Paper review: The Google File System : umbrant

Paper review: The Google File System

September 24, 2011

This is a paper review for "The Google File System" by Ghemawat et al., published at SOSP in 2003. This is a fairly important paper, and directly inspired the architecture of HDFS.

Main ideas

What Google did was look very carefully at their desired workload, and build a distributed filesystem specifically for that. GFS is very much not a general purpose filesystem, and I really like how they lay out quite clearly early on the assumptions they make:

Files are almost all large, many GBs
Target throughput, not latency
Append-only. Cannot overwrite existing data.
Must be distributed and fault-tolerant

The problem they were basically trying to solve was doing log analytics at scale, meaning mostly long sequential writes of very large files. Spreading files across multiple disks is crucial to getting enough throughput and getting fault-tolerance. GFS can be viewed sort of like a distributed version of RAID 1.

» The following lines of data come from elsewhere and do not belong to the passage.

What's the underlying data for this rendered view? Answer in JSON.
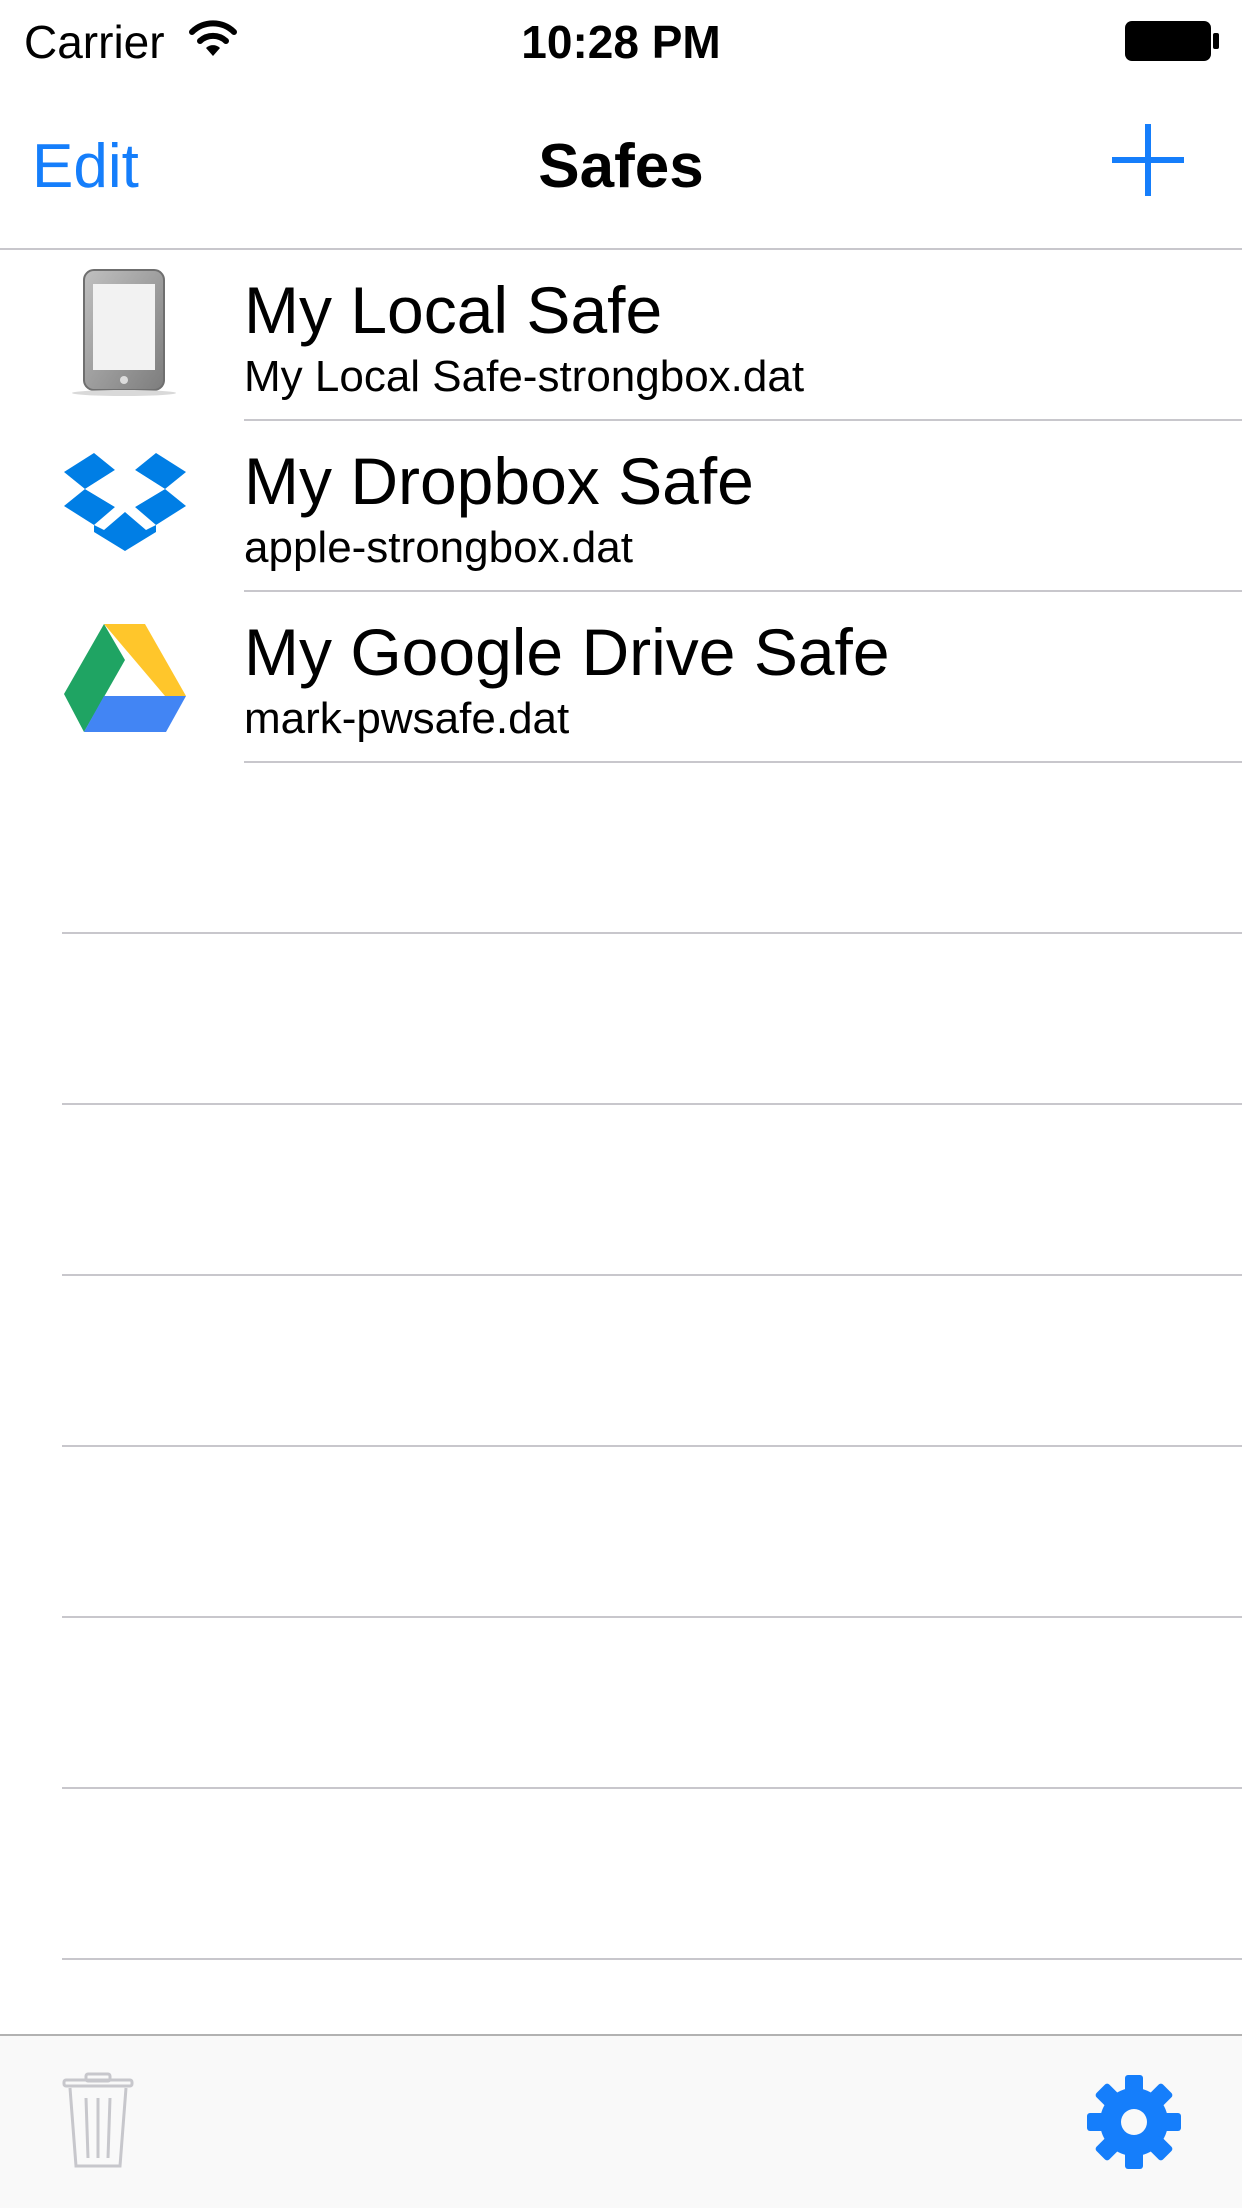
{
  "status_bar": {
    "carrier": "Carrier",
    "time": "10:28 PM",
    "wifi_icon": "wifi-icon",
    "battery_icon": "battery-icon"
  },
  "nav": {
    "left_button": "Edit",
    "title": "Safes",
    "right_button_icon": "plus-icon"
  },
  "safes": [
    {
      "title": "My Local Safe",
      "subtitle": "My Local Safe-strongbox.dat",
      "icon": "local-device-icon"
    },
    {
      "title": "My Dropbox Safe",
      "subtitle": "apple-strongbox.dat",
      "icon": "dropbox-icon"
    },
    {
      "title": "My Google Drive Safe",
      "subtitle": "mark-pwsafe.dat",
      "icon": "google-drive-icon"
    }
  ],
  "toolbar": {
    "left_icon": "trash-icon",
    "right_icon": "gear-icon"
  },
  "colors": {
    "accent": "#157efb",
    "separator": "#c8c7cc",
    "disabled": "#c7c7cc"
  }
}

The architecture is a single GFS master which stores metadata for all the files, and a lot of chunkservers that store chunks (64MB) of files. The master is used to chunk locations for a given range of a file, the actual reads and writes are done by directly accessing the appropriate chunkserver. All chunks are replicated across multiple chunkservers for durability and load balancing. Chunkservers talk to the master via heartbeat messages, upon which the master can piggyback commands like re-replicating or getting chunk lists.

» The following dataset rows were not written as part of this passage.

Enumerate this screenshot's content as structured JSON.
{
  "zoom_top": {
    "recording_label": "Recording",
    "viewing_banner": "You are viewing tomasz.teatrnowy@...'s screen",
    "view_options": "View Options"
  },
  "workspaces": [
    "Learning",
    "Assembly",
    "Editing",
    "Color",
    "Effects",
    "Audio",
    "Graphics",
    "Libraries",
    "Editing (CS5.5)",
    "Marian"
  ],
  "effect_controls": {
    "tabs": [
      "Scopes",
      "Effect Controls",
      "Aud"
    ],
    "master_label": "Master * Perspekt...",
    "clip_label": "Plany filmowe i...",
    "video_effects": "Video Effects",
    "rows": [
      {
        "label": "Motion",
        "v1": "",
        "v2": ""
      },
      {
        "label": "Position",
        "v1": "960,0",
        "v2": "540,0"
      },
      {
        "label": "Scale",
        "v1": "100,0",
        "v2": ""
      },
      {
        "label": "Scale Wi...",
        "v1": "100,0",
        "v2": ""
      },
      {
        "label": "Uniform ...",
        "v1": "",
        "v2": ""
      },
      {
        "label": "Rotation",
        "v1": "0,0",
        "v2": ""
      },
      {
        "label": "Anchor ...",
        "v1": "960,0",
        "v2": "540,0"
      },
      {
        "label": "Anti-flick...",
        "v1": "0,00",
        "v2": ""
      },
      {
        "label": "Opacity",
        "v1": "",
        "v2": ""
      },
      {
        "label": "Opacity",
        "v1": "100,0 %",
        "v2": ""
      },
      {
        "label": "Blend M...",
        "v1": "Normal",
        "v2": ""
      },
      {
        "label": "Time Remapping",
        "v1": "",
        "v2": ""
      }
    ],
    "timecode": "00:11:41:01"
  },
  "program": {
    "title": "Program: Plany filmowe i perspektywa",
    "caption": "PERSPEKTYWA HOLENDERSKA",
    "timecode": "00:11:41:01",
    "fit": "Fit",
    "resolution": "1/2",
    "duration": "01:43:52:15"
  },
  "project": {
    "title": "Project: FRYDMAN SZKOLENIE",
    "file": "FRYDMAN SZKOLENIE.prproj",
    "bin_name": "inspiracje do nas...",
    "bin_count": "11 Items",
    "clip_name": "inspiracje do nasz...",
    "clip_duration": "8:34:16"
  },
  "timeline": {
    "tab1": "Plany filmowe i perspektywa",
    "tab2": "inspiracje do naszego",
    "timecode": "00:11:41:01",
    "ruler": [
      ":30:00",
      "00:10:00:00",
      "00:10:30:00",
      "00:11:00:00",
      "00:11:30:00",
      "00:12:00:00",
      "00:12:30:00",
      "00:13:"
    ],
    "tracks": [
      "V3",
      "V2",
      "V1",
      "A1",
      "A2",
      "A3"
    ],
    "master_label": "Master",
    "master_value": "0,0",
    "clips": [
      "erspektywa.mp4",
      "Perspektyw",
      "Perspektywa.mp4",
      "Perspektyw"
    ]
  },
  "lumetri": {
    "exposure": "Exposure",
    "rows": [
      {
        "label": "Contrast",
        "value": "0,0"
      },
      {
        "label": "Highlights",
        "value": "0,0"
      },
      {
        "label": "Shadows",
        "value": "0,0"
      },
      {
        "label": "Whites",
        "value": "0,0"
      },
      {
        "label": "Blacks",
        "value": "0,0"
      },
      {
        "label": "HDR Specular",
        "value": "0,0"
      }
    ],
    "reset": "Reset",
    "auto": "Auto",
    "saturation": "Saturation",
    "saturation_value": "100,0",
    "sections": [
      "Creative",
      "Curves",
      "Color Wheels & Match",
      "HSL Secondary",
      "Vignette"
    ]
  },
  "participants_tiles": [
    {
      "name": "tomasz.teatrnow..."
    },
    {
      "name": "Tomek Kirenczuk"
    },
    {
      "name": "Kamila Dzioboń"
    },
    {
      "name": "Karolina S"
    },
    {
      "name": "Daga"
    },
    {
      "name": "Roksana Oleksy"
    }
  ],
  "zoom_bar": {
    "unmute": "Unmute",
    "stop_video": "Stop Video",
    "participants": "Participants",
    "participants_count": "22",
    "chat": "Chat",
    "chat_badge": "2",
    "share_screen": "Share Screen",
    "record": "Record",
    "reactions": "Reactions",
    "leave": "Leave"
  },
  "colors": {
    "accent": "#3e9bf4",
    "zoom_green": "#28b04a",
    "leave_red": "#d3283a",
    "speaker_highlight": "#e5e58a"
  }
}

Data consistency is made a lot easier by not having to worry about overwrites. It also means clients can cache chunk locations, since they change rarely.

Future relevance

GFS clearly does a good job at the application it was designed for: sequential reads for large files by data-parallel workloads. However, since HDFS has become sort of an industry standard for storing large amounts of data, it's increasingly being used for other types of workloads. HBase is one example of this (a more database-like column store), which definitely does a lot more random I/Os. Facebook also published a paper on doing real-time queries with MapReduce (and thus HDFS). The question is how well HDFS can be squeezed into these roles, and if other storage systems are necessary. For low-latency web serving this is definitely true (memcached and other k-v stores dominate).

In short, I don't think the MapReduce paradigm is going anywhere, and HDFS already feels like the standard answer to storing big data. I don't think it's going anywhere in the next decade.